I’ve tested the ‘threads’ field with values ranging from 8 to 24, with no effect. My CPU usage stays around 10% and memory maxes out at 5.5GB (out of 32). Should I have some other setting to maximize the number of cores used on Server A?

Hi @nieder,

what kind of data are you processing (2D, 3D… approximate size) which workflow are you running, how much ram do the two machines have?

In general we have noticed that using a lot of cores doesn’t improve processing time linearly. The reason for this is yet to be found, but there are multiple hypotheses…
But we would always see full peak CPU usage. Having said that, I’ve never did any benchmarks on windows, and also not with more than 20 cores. For reference the linux benchmark

Server A (Win2012) has 32GB RAM, 2 physical CPUs with 36 cores/CPU.
Workstation B (Win10) has 16GB RAM, single physical CPU with 12 cores.

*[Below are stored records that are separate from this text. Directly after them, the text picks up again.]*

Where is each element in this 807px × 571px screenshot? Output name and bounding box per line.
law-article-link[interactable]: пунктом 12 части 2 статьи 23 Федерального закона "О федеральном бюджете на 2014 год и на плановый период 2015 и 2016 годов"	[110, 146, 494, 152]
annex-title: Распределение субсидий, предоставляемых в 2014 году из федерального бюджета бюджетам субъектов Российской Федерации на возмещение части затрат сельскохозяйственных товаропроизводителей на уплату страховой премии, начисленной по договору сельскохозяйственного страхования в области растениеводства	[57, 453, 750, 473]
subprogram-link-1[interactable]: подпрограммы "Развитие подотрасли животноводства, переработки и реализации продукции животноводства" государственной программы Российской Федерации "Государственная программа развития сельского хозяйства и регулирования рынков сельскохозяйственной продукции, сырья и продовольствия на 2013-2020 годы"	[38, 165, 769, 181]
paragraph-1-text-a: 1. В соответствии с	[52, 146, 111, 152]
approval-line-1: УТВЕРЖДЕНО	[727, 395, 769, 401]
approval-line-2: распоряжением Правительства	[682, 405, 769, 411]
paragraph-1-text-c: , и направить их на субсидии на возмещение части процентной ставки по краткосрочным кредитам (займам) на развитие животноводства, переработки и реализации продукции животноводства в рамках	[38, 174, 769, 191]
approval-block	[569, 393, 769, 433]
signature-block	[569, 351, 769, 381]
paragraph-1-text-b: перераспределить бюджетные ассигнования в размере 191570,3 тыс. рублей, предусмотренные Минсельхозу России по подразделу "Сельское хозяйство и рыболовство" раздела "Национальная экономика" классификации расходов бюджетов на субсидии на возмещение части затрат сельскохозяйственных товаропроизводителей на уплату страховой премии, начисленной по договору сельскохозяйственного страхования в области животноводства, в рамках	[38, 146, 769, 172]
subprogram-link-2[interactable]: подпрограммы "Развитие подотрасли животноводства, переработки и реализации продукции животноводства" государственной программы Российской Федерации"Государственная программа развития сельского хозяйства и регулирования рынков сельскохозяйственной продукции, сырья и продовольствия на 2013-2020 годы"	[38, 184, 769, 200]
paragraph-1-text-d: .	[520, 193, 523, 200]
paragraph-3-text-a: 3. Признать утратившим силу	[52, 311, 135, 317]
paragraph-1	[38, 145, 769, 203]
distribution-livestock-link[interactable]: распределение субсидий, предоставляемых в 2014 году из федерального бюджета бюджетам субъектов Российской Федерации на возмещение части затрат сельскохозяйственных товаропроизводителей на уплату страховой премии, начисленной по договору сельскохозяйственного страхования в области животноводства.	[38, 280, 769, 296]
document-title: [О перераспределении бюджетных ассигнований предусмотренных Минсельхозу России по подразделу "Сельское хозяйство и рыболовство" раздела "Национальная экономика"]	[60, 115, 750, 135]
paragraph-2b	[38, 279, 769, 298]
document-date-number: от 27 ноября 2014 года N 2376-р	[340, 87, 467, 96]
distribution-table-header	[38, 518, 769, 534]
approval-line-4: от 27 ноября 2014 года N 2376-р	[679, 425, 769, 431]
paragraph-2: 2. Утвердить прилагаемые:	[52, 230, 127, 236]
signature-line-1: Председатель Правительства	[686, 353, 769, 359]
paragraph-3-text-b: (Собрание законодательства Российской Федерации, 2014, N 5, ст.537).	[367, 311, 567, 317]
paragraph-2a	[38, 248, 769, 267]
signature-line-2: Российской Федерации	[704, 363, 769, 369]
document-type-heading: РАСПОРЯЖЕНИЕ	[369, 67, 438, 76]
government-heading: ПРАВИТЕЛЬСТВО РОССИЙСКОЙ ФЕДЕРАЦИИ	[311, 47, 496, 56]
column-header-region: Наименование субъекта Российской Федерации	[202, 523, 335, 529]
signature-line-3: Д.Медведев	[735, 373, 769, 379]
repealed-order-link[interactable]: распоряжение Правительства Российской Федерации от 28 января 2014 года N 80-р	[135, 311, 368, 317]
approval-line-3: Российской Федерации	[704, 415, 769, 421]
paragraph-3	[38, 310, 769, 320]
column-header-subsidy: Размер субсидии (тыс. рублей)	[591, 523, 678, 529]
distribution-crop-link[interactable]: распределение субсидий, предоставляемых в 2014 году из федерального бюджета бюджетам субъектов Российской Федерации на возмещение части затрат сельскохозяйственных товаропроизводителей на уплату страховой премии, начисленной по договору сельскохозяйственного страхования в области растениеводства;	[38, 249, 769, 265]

My dataset is 2D images (several thousand 2MByte 1024x1024 TIFFs) and I’m using the pixel classification workflow.

When running the identical .ilp (except for modifying the location of the training images due to mount point differences), workstation B was faster than server A in analyzing the same images.

Based on the results from that linux benchmark thread, I reduced the threads in .ilastikrc to 4. The CPU usage on Server A maxed out at 6% with only 4 cores showing any appreciable activity in Resource Monitor. Total memory usage peaked at 5.5GB as before (baseline memory usage is 4.8GB when server is idle). With threads in .ilastikrc set to 32, more cores were used according to Resource Monitor, but again, each active core was not fully utilized.

Time to do a single plate:
Workstation B (12 cores all working at full power): 1:15 hrs
Server A (4 cores not working at full power[see fig above]): 2:46 hrs
Server B (32 cores not working at full power): 1:48 hrs

So something in my workstation makes the cores get used at full capacity and uses all cores without any prompting.

1 Like

Thank you very much for the detailed report!

So I see. The very important bit here is the image size. Since you images are that small ilastik does not parallelize in these images (at all would be my guess) (at least not explicitly, some operations are still performed in parallel). In batch processing it will only process one image at a time. This is why you don’t see any parallelization. The problem is that the parallelization was optimized towards big images that have no chance at all to fit into ram.

as to why it is still faster on WorkstaionB… puzzling…

So, what could you do to overcome this? One way would be to start multiple ilastik instances and process a subset of the files in each instance.

Another, pretty hacky way would be to convert your images to a single time series. Then parallelization over time would kick in.

1 Like

I have seen a similar behavior. There is significant difference in CPU utilization going from 1CPU to multi-CPU servers.

also see this:

I am not sure if we can explain this behavior by image size, number of dimensions and memory availability. It would be great if @k-dominik and @ilastik_team can dive deeper into this issue because it really affecting performance on large servers.